The participants in the proxy solicitation are anticipated to be Driver Management Company LLC ("Driver Management"), Driver Opportunity Partners I LP ("Driver Opportunity"), J. Abbott R. Cooper, and Allison Ball.

As of the date hereof, the participants in the proxy solicitation beneficially own in the aggregate 327,000 shares of Common Stock, par value $0.001 per share, of the Company (the "Common Stock"). As of the date hereof, Driver Opportunity directly beneficially owns 106,000 shares of Common Stock, including 1,000 shares held in record name.
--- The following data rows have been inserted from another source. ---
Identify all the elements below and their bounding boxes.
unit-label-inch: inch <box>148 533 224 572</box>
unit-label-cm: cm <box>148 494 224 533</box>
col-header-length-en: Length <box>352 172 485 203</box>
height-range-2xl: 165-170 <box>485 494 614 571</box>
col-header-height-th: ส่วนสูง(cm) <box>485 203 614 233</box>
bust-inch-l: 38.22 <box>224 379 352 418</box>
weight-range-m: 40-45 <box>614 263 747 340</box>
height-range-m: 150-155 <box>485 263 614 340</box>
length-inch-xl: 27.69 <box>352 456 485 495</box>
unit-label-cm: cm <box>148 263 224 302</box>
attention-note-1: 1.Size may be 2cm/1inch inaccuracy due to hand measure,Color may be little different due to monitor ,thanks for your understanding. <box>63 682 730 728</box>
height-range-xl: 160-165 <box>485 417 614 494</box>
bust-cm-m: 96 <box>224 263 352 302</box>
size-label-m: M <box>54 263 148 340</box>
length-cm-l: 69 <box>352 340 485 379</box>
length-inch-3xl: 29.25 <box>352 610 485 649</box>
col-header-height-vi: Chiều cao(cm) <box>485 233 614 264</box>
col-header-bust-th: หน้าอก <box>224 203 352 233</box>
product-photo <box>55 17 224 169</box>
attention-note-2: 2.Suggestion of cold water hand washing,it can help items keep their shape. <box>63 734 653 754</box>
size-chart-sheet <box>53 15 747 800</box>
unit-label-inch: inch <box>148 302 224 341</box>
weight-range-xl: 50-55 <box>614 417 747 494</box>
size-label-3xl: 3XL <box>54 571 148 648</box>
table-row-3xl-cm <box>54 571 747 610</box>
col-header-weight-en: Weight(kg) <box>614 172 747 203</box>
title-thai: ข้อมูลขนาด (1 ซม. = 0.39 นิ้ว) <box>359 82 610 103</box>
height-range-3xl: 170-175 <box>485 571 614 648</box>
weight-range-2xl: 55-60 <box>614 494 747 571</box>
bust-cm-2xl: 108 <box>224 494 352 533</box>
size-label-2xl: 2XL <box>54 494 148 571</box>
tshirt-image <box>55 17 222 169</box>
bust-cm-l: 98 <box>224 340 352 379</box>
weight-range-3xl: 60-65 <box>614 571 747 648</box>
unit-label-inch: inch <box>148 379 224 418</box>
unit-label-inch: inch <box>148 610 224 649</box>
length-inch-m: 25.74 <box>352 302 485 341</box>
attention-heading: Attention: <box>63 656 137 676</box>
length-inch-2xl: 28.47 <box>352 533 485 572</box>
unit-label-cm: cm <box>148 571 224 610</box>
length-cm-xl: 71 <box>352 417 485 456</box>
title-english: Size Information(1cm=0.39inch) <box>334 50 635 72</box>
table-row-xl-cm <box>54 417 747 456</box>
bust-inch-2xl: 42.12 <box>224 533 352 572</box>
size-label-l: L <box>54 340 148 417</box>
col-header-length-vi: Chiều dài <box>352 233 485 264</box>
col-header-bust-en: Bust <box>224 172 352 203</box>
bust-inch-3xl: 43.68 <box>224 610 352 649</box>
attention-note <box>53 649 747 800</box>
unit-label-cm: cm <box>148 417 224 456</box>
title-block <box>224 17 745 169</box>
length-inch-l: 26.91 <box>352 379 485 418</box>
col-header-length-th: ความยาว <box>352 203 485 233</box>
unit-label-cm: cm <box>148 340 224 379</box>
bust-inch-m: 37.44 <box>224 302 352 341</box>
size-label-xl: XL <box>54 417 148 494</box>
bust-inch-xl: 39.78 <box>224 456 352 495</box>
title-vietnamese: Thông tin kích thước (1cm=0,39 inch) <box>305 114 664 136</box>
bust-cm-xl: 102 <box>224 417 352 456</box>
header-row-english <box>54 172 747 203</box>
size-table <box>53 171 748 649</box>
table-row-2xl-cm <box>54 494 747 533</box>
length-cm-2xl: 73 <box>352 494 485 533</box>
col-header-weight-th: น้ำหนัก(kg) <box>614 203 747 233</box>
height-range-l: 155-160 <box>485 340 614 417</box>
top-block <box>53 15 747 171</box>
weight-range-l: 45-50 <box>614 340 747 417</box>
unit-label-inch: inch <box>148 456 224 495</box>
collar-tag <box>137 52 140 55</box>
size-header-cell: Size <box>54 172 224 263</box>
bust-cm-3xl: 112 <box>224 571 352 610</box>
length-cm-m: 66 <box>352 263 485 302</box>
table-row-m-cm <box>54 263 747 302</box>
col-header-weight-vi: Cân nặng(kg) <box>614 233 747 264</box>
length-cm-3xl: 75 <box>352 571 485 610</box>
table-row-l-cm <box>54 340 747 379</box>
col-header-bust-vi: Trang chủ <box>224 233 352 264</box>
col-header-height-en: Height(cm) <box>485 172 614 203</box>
Driver Management, as the general partner of Driver Opportunity and investment manager to certain separately managed accounts (the "SMAs"), may be deemed to beneficially own the (i) 106,000 shares of Common Stock directly beneficially owned by Driver Opportunity and (ii) 221,000 shares of Common Stock held in the SMAs. Mr. Cooper, as the managing member of Driver Management, may be deemed to beneficially own the (i) 106,000 shares of Common Stock directly beneficially owned by Driver Opportunity and (ii) 221,000 shares of Common Stock held in the SMAs. As of the date hereof, Ms. Ball does not own beneficially or of record any securities of the Company.